Impor produk-produk teknologi yang terkena dampak tarif turun sebesar 39 persen antara tahun 2017-2021, sementara impor produk-produk yang dikecualikan meningkat sebesar 35 persen, menurut laporan tersebut.
Porsi Tiongkok atas impor teknologi AS yang dikenakan tarif telah turun dari 32 persen pada tahun 2017 menjadi 17 persen pada tahun lalu, tambah asosiasi tersebut.
Namun pangsa produk yang tidak dicakup oleh tarif tetap sebesar 84 produk per tahun lalu – tingkat yang sama seperti tahun 2017.
Namun, impor produk-produk yang dilindungi, termasuk kamera digital, peralatan memasak tertentu, dan penyedot debu robot, telah meningkat sejak pertengahan tahun 2020 dan kemungkinan besar tidak akan turun lebih lanjut, hal ini menunjukkan bahwa tarif tidak lagi memotivasi perusahaan untuk “meninggalkan Tiongkok”.
“Ketika perekonomian AS perlahan pulih dari penutupan selama beberapa tahun dan rantai pasokan yang terganggu, ini berarti perusahaan-perusahaan mengalokasikan sumber daya yang langka untuk pembayaran tarif,” kata laporan itu.
“Sebaliknya, mereka dapat berinvestasi dalam penelitian dan pengembangan, peralatan, penciptaan lapangan kerja, atau peningkatan keterampilan tenaga kerja yang membantu menghadirkan produk-produk baru dan inovatif ke pasar.”

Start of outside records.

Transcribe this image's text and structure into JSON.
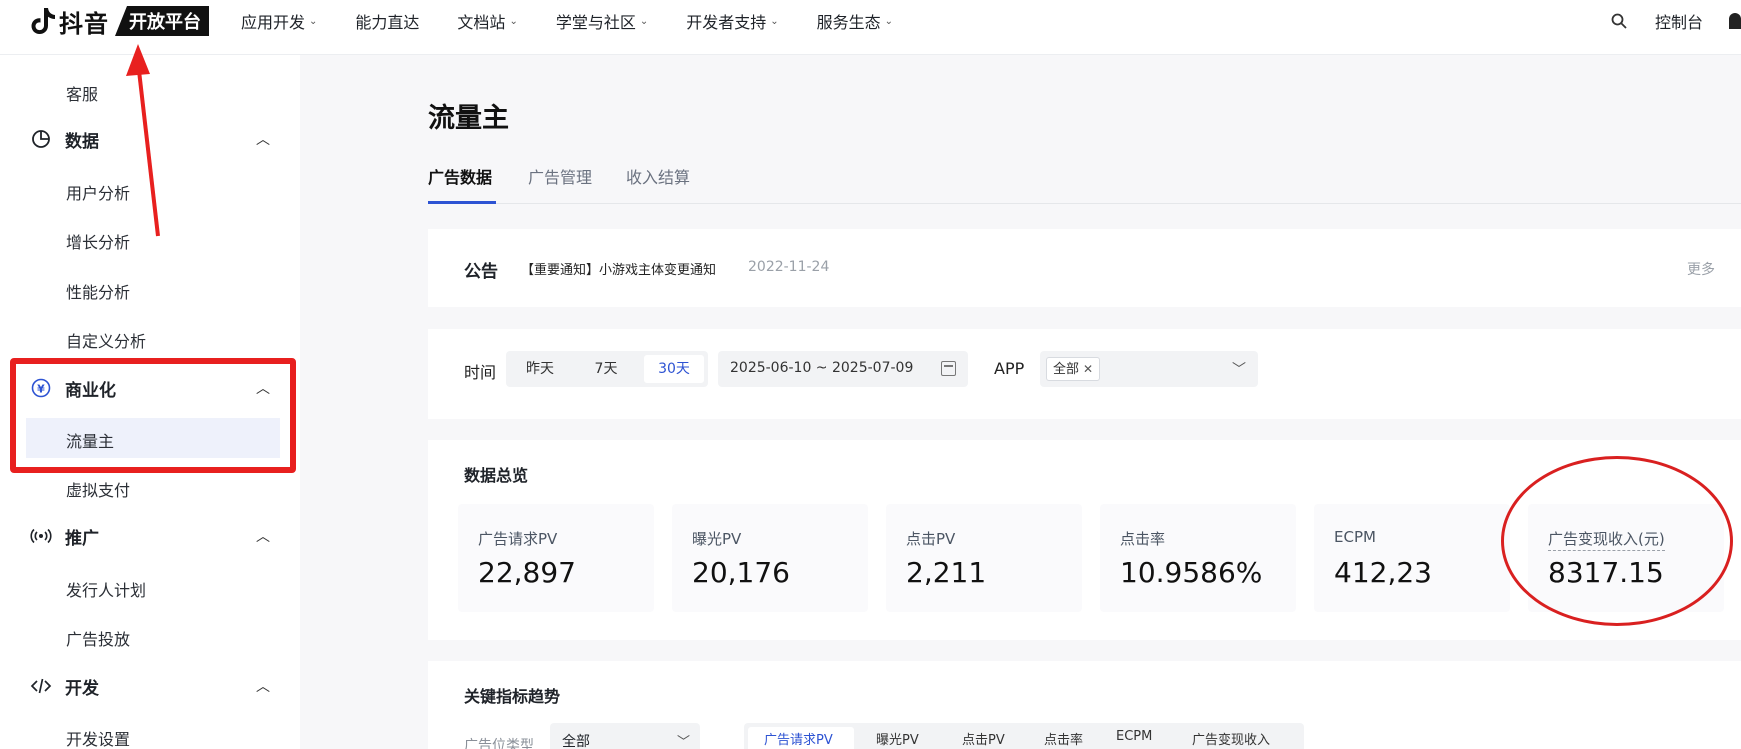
{
  "header": {
    "brand": "抖音",
    "brand_tag": "开放平台",
    "nav": [
      {
        "label": "应用开发",
        "caret": true
      },
      {
        "label": "能力直达",
        "caret": false
      },
      {
        "label": "文档站",
        "caret": true
      },
      {
        "label": "学堂与社区",
        "caret": true
      },
      {
        "label": "开发者支持",
        "caret": true
      },
      {
        "label": "服务生态",
        "caret": true
      }
    ],
    "console": "控制台"
  },
  "sidebar": {
    "items": [
      {
        "label": "客服"
      },
      {
        "label": "数据",
        "group": true,
        "icon": "pie-chart-icon"
      },
      {
        "label": "用户分析"
      },
      {
        "label": "增长分析"
      },
      {
        "label": "性能分析"
      },
      {
        "label": "自定义分析"
      },
      {
        "label": "商业化",
        "group": true,
        "icon": "yuan-icon"
      },
      {
        "label": "流量主",
        "active": true
      },
      {
        "label": "虚拟支付"
      },
      {
        "label": "推广",
        "group": true,
        "icon": "broadcast-icon"
      },
      {
        "label": "发行人计划"
      },
      {
        "label": "广告投放"
      },
      {
        "label": "开发",
        "group": true,
        "icon": "code-icon"
      },
      {
        "label": "开发设置"
      }
    ]
  },
  "main": {
    "title": "流量主",
    "tabs": [
      "广告数据",
      "广告管理",
      "收入结算"
    ],
    "notice": {
      "label": "公告",
      "text": "【重要通知】小游戏主体变更通知",
      "date": "2022-11-24",
      "more": "更多"
    },
    "filters": {
      "time_label": "时间",
      "ranges": [
        "昨天",
        "7天",
        "30天"
      ],
      "date_range": "2025-06-10 ~ 2025-07-09",
      "app_label": "APP",
      "app_value": "全部"
    },
    "overview": {
      "title": "数据总览",
      "metrics": [
        {
          "label": "广告请求PV",
          "value": "22,897"
        },
        {
          "label": "曝光PV",
          "value": "20,176"
        },
        {
          "label": "点击PV",
          "value": "2,211"
        },
        {
          "label": "点击率",
          "value": "10.9586%"
        },
        {
          "label": "ECPM",
          "value": "412,23"
        },
        {
          "label": "广告变现收入(元)",
          "value": "8317.15"
        }
      ]
    },
    "trend": {
      "title": "关键指标趋势",
      "filter_label": "广告位类型",
      "filter_value": "全部",
      "metric_tabs": [
        "广告请求PV",
        "曝光PV",
        "点击PV",
        "点击率",
        "ECPM",
        "广告变现收入"
      ]
    }
  },
  "colors": {
    "accent": "#2d53d3",
    "annotation": "#e8201f"
  }
}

Outlet berita AS, Politico, sebelumnya melaporkan bahwa Washington kemungkinan akan mencabut sejumlah bea masuk atas impor Tiongkok senilai sekitar US$10 miliar.
Namun dengan sekitar US$370 miliar barang-barang Tiongkok yang saat ini dikenai tarif, perubahan tersebut ditetapkan hanya mencakup sejumlah kecil barang konsumsi, seperti sepeda.
Penerima manfaat terbesar dari perang dagang AS-Tiongkok adalah Taiwan dan Vietnam, karena impor produk teknologi oleh AS meningkat untuk mengimbangi penurunan dari Tiongkok, menurut laporan Asosiasi Teknologi Konsumen.
Meskipun Taiwan mengalami peningkatan nilai terbesar, dengan ekspor produk-produk yang terkena dampak meningkat sebesar US$23 miliar, Vietnam mengalami peningkatan pesat dalam persentase, dengan ekspornya meningkat sebesar 241 persen antara tahun 2017-2021.